Monday, November 08, 2010

The Seedlings of Radio

In 1924 radio was very early in it's game. Programming was eclectic to put it nicely. But it was that no-standards environment that brought out some really odd programming.  It's in a situation like that where risk is trivial, where programmers really can take chances.Strangely It was in the small town of Shenandoah Iowa where that sort of thinking built not one, but two radio stations run by seed barons.

920 KFNF-AM was founded by Henry Field, owner of the Henry Field Seed Company in 1924. They shared time with KUSD and WILL.  He hated that new "jazzy" music and started the station to sell goods, and to air old time music and hymns. He had been printing a seed catalog since 1899, and after sprinkling it with short articles, moved up to a full magazine in 1913  called "seed Sense" which published quarterly. Despite criticism, it was a moderate success. By his own accounting in 1927 he sold: 55 carloads of tires; 60 carloads of paint; 490,000 pounds of coffee; 44 carloads of field seeds; 20 carloads of dried fruit; 51,000 radio tubes; 204,000 yards of dress goods; 60,000 pairs of ladies' hose; and 21,000 suits.  More here.

But it was not the only radio station selling seeds. The Earl May Seed Company can trace it's roots to 1915 Mr. May moved to Shenandoah, IA and connected himself to the Mount Arbor Nursery then struck out on his own. Then in 1919 he took over the old Armstrong Seedhouse. In stead of starting a radio station, Earl started a program on WOAW-AM in Omaha. It was probably the first gardening program ever aired. It was about about planting, landscaping, caring for ornamental trees, fruit trees, and flowers. At first he trekked to 590 WOAW to do the program.  Later, in 1924 he built a special studio in the May Seed Company building and through the Omaha station transmitted his programs sixty-six miles by wire.

He branched out into selling dry goods on his program: dried fruit, canned fruit, frozen fish, and citrus. Things went so well he decided to start his own radio station.On August 12,1925, operating at that time on a wave length of 252 meters with a power of five hundred watts, 960 KMA-AM broadcast its initial program. It did so well, that he began building a proper studio. It was finished in the fall of 1927, its auditorium seated one thousand people.It was called "The Cornbelt station in the Heart of the Nation."

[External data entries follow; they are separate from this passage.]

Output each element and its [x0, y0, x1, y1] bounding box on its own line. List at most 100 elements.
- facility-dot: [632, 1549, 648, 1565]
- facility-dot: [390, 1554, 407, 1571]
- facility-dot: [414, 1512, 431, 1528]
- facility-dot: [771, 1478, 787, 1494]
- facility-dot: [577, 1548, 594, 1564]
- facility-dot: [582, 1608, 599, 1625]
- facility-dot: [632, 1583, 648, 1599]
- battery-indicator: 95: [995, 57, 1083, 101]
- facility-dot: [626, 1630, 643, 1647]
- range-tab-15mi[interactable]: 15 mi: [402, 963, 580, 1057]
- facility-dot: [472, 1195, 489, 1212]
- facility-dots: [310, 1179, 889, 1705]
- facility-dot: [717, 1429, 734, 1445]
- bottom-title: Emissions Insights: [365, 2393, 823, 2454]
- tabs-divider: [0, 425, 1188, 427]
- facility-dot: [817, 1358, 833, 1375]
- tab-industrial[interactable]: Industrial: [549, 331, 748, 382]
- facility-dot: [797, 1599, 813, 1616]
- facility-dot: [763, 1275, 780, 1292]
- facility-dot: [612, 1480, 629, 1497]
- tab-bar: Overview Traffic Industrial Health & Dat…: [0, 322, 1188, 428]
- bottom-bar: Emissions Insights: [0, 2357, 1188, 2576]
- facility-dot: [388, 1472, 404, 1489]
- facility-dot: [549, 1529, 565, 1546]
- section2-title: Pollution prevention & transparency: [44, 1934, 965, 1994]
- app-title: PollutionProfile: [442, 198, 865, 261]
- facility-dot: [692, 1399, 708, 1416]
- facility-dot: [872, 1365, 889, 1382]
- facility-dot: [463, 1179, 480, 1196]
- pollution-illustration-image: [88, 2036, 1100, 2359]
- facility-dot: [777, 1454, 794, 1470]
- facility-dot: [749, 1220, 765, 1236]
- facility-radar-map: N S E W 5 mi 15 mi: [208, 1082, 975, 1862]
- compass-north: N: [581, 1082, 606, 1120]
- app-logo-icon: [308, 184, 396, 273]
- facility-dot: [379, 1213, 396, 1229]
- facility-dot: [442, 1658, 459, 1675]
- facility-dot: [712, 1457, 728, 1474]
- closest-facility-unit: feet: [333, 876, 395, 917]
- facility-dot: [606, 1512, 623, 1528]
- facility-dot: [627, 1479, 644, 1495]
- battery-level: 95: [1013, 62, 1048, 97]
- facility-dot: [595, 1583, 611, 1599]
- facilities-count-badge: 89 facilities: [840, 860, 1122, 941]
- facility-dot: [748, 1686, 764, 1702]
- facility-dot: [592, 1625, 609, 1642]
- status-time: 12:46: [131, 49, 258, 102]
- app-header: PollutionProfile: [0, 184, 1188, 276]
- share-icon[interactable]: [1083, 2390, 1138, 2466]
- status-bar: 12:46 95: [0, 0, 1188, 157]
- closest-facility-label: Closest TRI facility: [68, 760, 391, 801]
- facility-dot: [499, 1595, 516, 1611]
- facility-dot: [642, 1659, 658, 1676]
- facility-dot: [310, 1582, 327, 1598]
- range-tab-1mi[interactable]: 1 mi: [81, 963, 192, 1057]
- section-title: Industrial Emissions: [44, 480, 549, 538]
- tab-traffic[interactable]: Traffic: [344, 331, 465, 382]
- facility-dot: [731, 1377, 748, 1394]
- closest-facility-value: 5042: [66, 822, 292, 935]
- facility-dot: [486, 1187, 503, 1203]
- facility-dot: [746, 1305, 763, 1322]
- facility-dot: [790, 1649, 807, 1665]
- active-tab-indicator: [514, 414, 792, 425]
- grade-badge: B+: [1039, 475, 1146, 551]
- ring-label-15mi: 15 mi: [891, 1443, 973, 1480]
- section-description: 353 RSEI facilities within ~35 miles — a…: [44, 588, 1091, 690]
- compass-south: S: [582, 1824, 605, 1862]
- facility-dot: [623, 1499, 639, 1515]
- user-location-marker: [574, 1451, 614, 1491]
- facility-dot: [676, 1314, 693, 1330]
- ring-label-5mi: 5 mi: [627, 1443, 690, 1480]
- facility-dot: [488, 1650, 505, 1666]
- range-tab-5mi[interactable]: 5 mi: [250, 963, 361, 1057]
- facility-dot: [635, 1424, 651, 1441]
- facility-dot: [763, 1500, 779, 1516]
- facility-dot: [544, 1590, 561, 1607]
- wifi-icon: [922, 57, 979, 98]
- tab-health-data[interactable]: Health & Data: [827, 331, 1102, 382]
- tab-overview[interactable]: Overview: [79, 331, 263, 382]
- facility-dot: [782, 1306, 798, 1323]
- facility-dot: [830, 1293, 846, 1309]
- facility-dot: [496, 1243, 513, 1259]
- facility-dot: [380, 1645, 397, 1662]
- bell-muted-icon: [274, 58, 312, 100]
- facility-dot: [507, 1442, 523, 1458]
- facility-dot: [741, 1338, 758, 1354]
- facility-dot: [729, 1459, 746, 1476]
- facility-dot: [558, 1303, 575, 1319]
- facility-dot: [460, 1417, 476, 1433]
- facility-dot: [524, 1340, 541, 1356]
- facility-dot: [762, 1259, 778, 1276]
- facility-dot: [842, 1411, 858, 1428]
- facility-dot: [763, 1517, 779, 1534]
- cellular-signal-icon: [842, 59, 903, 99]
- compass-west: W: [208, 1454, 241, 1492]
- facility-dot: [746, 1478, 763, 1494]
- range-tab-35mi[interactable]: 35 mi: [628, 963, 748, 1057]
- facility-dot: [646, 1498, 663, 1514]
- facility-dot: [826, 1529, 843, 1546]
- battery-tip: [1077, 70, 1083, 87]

These men had had a bit of a rivalry in business and in broadcasting of course. but over time KFNF withered and KMA thrived. KMA grew to 5,000 watts. KFNF was still only 1,000 in  the 1950s. Eventually KMA-AM became a business concern in it's own right, and a member of the NBC Blue Network and a Mutual Broadcasting affiliate. Things changed. In the 1950s KFNF was the Mutual affiliate, KMA moved on to ABC.  Earl May died in 1946, but his family took over operation of the station. KFMF was already in private hands. Today KMA's  license is held by KMA Broadcasting, which is still in the family. KFNF wasn't as lucky, it's calls changed to KYFR in 1977 a religious sat-caster, one of seven "family" stations in the Midwest.